The misery and disability caused by a group of chronic infectious diseases, found almost exclusively in very poor populations, can be substantially reduced, according to the WHO.  A new report, titled “Working to overcome the global impact of neglected tropical diseases,” covers 17 neglected tropical diseases that thrive in impoverished settings.

Call to action on mental health

A call to action on mental health has been issued in a recent WHO report.
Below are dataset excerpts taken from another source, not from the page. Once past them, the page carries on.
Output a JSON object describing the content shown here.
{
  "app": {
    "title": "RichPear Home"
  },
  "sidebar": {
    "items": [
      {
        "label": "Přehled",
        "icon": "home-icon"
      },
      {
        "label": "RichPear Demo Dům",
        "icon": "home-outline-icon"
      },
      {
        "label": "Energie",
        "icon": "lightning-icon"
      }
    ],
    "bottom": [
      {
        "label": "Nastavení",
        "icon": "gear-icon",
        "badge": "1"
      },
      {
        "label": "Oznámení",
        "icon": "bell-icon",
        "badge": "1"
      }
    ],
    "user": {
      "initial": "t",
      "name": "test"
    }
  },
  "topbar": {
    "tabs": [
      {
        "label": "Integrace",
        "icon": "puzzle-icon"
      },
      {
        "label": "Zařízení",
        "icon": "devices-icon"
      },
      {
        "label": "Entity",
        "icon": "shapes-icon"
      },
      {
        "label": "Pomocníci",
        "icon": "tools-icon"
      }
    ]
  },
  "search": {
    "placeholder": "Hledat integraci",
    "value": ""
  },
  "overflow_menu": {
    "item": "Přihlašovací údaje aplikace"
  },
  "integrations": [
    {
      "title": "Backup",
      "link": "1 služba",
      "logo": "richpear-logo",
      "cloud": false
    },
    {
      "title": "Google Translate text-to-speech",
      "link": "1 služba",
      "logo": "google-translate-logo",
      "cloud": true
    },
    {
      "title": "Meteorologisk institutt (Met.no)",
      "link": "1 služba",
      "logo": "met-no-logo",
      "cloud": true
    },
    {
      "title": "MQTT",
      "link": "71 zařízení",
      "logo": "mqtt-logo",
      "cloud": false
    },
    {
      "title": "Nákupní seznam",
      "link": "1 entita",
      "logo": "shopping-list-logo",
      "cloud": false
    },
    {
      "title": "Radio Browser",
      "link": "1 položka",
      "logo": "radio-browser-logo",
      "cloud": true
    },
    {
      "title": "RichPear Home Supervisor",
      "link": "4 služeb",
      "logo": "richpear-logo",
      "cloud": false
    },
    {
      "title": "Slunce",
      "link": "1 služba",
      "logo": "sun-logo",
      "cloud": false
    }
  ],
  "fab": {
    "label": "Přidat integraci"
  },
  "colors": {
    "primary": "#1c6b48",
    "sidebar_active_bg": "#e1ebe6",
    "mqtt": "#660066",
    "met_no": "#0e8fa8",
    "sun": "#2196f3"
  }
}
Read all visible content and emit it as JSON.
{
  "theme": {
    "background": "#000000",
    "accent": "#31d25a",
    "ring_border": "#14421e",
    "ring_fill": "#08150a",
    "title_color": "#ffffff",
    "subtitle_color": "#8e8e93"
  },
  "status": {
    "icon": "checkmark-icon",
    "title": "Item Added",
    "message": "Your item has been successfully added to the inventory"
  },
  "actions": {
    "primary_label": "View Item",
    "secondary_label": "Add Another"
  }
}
Persons with mental and psychosocial disabilities are a vulnerable group that continues to be marginalized in terms of development aid and government attention, the study says.  It urges investment in persons with mental and psychosocial disabilities to improve development outcomes.

Study examines future of tobacco control

Tobacco use is the leading cause of disease and premature death worldwide, costing the global economy more than $500 million annually, according to a report issued by the Center for Strategic and International Studies. The study examines the future of tobacco control efforts and includes information about Fogarty’s tobacco control research and training program.

Poll shows Americans support global health

While many Americans remain wary of foreign aid in general, they are more supportive of efforts described as “improving health in developing countries,” according to a recent survey by the Kaiser Family Foundation. Six in 10 Americans say the U.S. spends too much on foreign aid but only about 30 percent say the U.S. invests too much on global health.